Open cosminstirbu opened 6 years ago

cosminstirbu commented 6 years ago

Hi Laurent,

I've been following your work on MVVM Light for a while and I'd like to thank you for your contribution to the UWP / Xamarin community.

I had a closer look at how you're using the NavigationService on Android and it's interesting that you're passing the ViewModels to the destination Activity and retrieving them using the GetAndRemoveParameter method (and it seems that you're following this pattern for iOS and UWP as well).

Since Android has a bit of complexity surrounding its Activities and Fragments lifecycle, how would you suggest handling that so that the ViewModel is kept "alive" during lifecycle events (such as configuration changes)?
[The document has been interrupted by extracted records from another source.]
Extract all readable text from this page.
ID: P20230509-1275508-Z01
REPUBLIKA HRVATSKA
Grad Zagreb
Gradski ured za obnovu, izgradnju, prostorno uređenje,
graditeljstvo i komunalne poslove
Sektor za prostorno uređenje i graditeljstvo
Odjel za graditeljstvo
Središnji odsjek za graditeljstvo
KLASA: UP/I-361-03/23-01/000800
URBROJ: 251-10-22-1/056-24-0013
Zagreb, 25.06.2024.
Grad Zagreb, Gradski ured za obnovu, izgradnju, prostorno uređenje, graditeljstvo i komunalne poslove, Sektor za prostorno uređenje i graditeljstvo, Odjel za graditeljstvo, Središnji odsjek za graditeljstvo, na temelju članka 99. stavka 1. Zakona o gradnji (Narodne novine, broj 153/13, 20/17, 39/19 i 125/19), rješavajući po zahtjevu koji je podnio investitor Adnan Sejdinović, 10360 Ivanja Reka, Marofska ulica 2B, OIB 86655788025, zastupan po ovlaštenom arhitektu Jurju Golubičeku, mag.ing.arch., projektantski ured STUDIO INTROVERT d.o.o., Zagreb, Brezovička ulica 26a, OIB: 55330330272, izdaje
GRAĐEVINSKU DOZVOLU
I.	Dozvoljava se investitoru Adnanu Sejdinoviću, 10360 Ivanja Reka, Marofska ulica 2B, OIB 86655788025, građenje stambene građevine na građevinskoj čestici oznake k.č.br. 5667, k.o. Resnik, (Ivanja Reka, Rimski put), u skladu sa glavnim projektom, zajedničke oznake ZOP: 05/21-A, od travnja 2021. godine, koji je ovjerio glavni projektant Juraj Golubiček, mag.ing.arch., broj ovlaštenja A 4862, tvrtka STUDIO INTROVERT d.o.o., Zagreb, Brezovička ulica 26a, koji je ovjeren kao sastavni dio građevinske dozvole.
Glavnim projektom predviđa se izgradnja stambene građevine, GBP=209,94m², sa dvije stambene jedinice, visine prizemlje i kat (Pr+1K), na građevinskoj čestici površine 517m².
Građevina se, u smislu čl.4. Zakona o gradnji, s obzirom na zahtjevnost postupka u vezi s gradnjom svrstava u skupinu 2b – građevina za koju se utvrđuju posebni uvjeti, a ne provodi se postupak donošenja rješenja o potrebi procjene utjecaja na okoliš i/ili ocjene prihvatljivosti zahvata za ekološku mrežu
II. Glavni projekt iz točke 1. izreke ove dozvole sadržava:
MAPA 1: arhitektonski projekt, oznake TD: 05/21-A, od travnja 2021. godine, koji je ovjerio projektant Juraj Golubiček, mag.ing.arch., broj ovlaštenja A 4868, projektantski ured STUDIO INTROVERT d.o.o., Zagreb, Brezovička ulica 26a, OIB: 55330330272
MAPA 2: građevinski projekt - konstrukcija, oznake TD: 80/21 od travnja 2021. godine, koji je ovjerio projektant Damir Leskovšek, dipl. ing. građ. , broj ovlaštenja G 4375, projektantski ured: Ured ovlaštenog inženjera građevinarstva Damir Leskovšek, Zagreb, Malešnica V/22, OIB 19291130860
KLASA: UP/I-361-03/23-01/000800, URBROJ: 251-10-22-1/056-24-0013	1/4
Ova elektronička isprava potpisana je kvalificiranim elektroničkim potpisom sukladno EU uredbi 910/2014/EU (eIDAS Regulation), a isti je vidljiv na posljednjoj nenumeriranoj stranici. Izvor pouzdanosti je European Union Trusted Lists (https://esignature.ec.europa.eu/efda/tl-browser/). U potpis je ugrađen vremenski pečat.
Would you maybe suggest going with the Lifecycle Helpers that the Android team is introducing recently via - https://developer.android.com/topic/libraries/architecture/index.html ?

Thank you, Cosmin

BickelLukas commented 6 years ago

@cosminstirbu The way i solved this issue was: I added these 2 Methods to the implementation of the NavigationService:

public string PutParameter(object parameter)
{
    lock (_parametersByKey)
    {
        var guid = Guid.NewGuid().ToString();
        _parametersByKey.Add(guid, parameter);
        return guid;
    }
} 

public object GetAndRemoveParameter(string key)
{
    if (string.IsNullOrEmpty(key))
    {
        return null;
    }

    lock (_parametersByKey)
    {
        if (_parametersByKey.ContainsKey(key))
        {
            var param = _parametersByKey[key];
            _parametersByKey.Remove(key);
            return param;
        }

        return null;
    }
}

then I changed my Activity to:

private const string ViewModelKey = "ViewModel";

protected override void OnCreate(Bundle savedInstanceState)
{
    if (savedInstanceState != null)
        _vm = GlobalNavigation.GetAndRemoveParameter<DetailViewModel>(savedInstanceState.GetString(ViewModelKey));
    else
        _vm = GlobalNavigation.GetAndRemoveParameter<DetailViewModel>(Intent);

    ...
}

protected override void OnSaveInstanceState(Bundle outState)
{
    outState.PutString(ViewModelKey, GlobalNavigation.PutParameter(_vm));
    base.OnSaveInstanceState(outState);
}

This works like a charm without having to change anything major

cosminstirbu commented 6 years ago

@BickelLukas

Thanks for the reply.

I'm not a big fan of a static / global navigation service. I've ended up creating a PR on AndroidSupportComponents that also includes an example of how you can leverage the Android Architecture Components to use the same View Model during configuration changes.

It should get released soon and it should be available via nuget. In the meanwhile I am using my own binding library to expose it C#.